Putih, putih. Semuanya putih.
Hanya itulah warna yang tertangkap retina yang nyaris kehilangan cahaya. Seorang anak kecil berbaring di deburan keras salju yang dingin, sendiri. Napasnya membuat kepulan kabut kecil, yang cepat menghilang terkoyak angin kencang. Dan perlahan napas itu semakin lemah, menandakan keadaan anak kecil itu yang mendekati ajal.
Sebelum kelopak matanya yang berat itu menutup sepenuhnya, sebuah bayangan menutupinya. Walau pengelihatannya kabur, ia yakin kalau bayangan itu milik seorang anak lain yang seumur dengannya, yang mengulurkan tangan kecilnya pada dirinya yang sekarat itu.
"Kau bisa beneran mati kalau terus seperti ini."
.
.
.
epochés
chapter 1 – Ingatan Musim Dingin
Saint Seiya © Kurumada Masami
T
Warnings:
OOC, typo, Alternate Universe, kebanyakan chara dikecilkan umurnya(?)
"Ketika bertanya apa nama hutan itu, tidak ada jawaban yang pasti. Tapi baginya, hutan itu seperti empat musim yang membawa empat kenangan yang berbeda untuknya."
.
.
.
.
"Milo! Mau ke mana pagi-pagi begini?"
Anak yang bernama Milo segera berhenti dan menolehkan kepala mungilnya ke arah suara tadi. "Oh, Kak Aiolos. Aku hanya ingin pergi ke hutan sebentar. Mau mengembalikan buku yang kupinjam dari Camus!" Ia melambai-lambaikan buku tebal yang sedari tadi didekapnya.
Aiolos hanya tersenyum. Ia menghampiri Milo dan menyingkirkan gumpalan salju tipis dari surai biru pendek itu. "Aku tidak melarangmu terus menerus pergi ke hutan itu. Tapi kita tidak tahu bahaya apa yang mengintainya. Kau bisa mengajak temanmu itu, Camus, berkunjung sesekali ke desa ini." Mendengar itu, Milo hanya mengerucutkan bibir.
"Aku sudah sering mengajaknya ke sini, tapi dia menolak terus."
"Kenapa?"
Milo menutup mata dan menempelkan ibu jari dan jari telunjuk pada dagunya. Dahinya berkerut tanda ia berpikir keras. Setelah beberapa lama, ia menatap kembali Aiolos. "Entahlah. Aku tidak pernah menanyakannya."
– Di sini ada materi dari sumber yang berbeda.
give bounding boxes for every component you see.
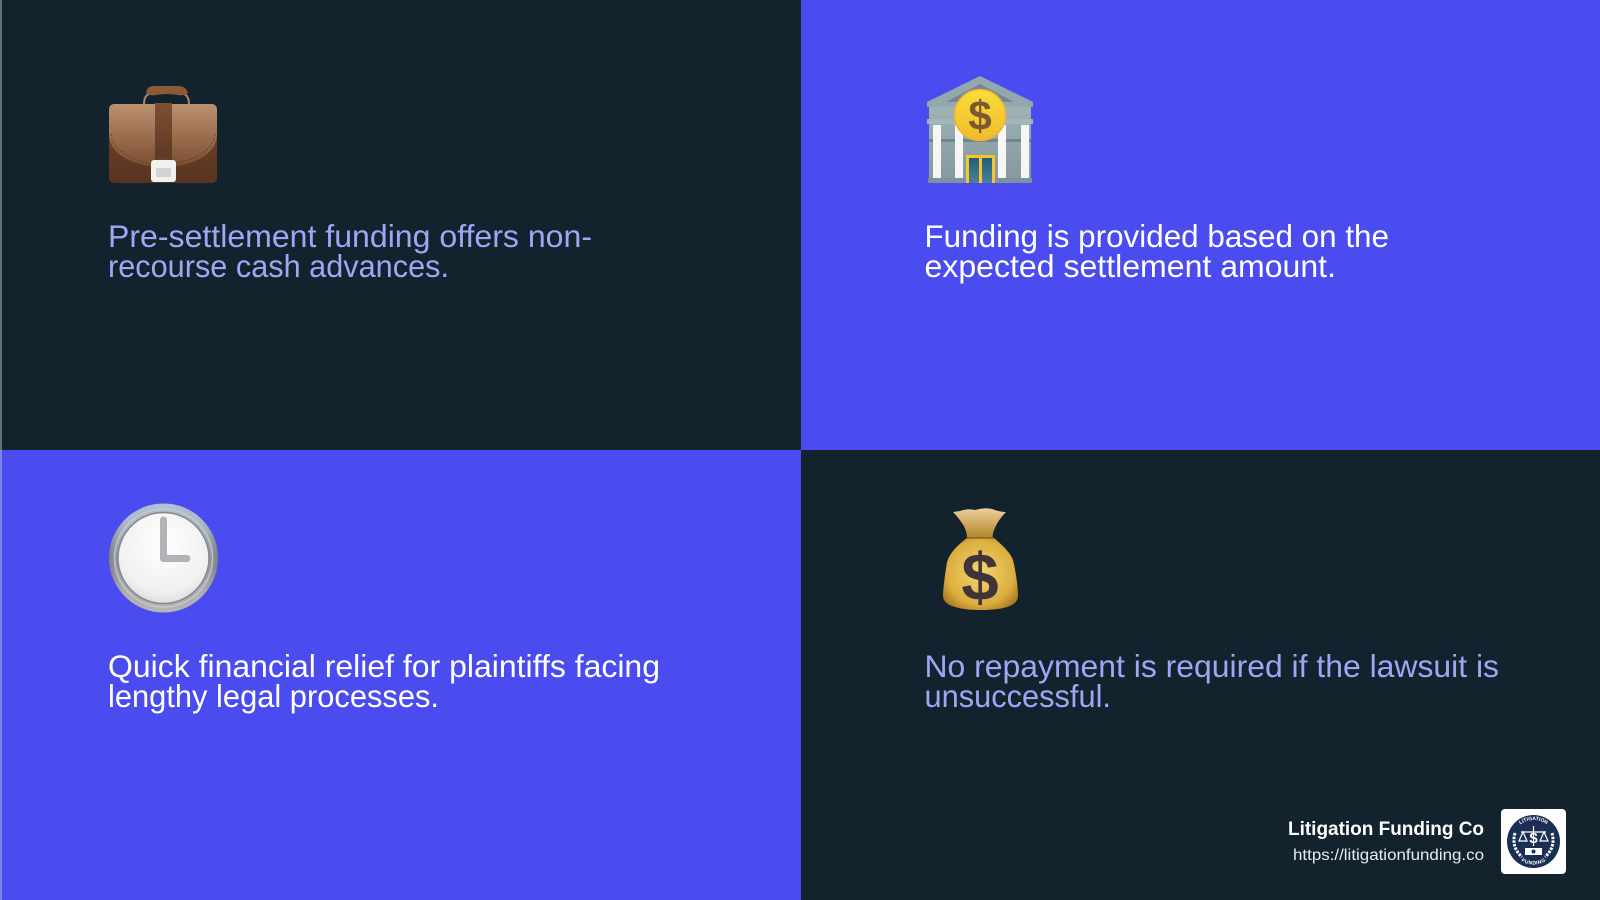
icon: money bag: $ [961,540,999,615]
panel: top right [801,0,1600,450]
left edge strip [0,0,2,900]
icon: company logo: LITIGATION [1518,816,1548,824]
text: pre-settlement funding [108,218,592,284]
footer: brand [1288,809,1566,874]
icon: briefcase [109,86,217,183]
icon: company logo: FUNDING [1522,858,1546,865]
icon: company logo: $ [1529,830,1538,847]
panel: bottom left [0,450,801,900]
text: funding based on settlement [924,218,1389,284]
text: quick financial relief: Quick financial relief for plaintiffs facing [108,648,660,684]
text: quick financial relief [108,648,660,714]
icon: bank [927,76,1033,183]
text: pre-settlement funding: Pre-settlement funding offers non- [108,218,592,254]
icon: bank: $ [968,92,992,139]
icon: company logo [1501,809,1566,874]
text: funding based on settlement: expected settlement amount. [924,248,1336,284]
panel: top left [0,0,801,450]
panel: bottom right [924,508,1566,874]
text: no repayment: unsuccessful. [924,678,1111,714]
text: no repayment [924,648,1499,714]
icon: money bag [943,508,1018,615]
text: no repayment: No repayment is required if the lawsuit is [924,648,1499,684]
text: company name: Litigation Funding Co [1288,818,1484,840]
icon: clock [109,504,218,612]
text: funding based on settlement: Funding is provided based on the [924,218,1389,254]
text: quick financial relief: lengthy legal processes. [108,678,439,714]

Sebagai jawaban, Aiolos hanya tertawa garing. Anak di depannya ini kadang pemberani dan mempunyai pikiran yang cemerlang, tapi di sisi yang lain, dia hanyalah seorang anak kecil polos yang masih harus banyak belajar. Mengerti untuk tidak mengurangi jatah main Milo dengan temannya di hutan lebih lama, ia kembali menasihati Milo untuk waspada pada sekitar, terutama pada orang yang sok kenal, yang tentu dibalas anggukan mantap.
"Kalau begitu, aku pergi dulu, Kak Aiolos! Salam buat Aiolia, ya." Dan sosok mungil itu menghilang di balik hamparan salju. Aiolos hanya melambai pelan sambil menelusuri jalan di desa. Dalam perjalanannya, bisikan-bisikan terus menerus berkumandang di telinganya. Ia tahu Milo bisa menjaga dirinya sendiri, tapi yang ia takutkan adalah ia tidak tahu kapan nasib akan memetik benang sadisnya. Ia hanya bisa berharap kalau Milo akan selamat dan aman. Setidaknya sampai ia bisa mengerti apa yang terjadi.
.
.
.
Milo beberapa kali bersin selama perjalanan. Mengeratkan syal buatan tangan dari Mu, kepalanya menoleh ke berbagai arah, berusaha mencari sosok temannya. Dan ketika ia melihat seuntai warna pirus diantara putihnya salju, cengiran jahilnya mengembang. Dengan perlahan ia mendekati temannya itu dan ketika jaraknya sudah dekat, langsung saja ia terjang. "Camus!"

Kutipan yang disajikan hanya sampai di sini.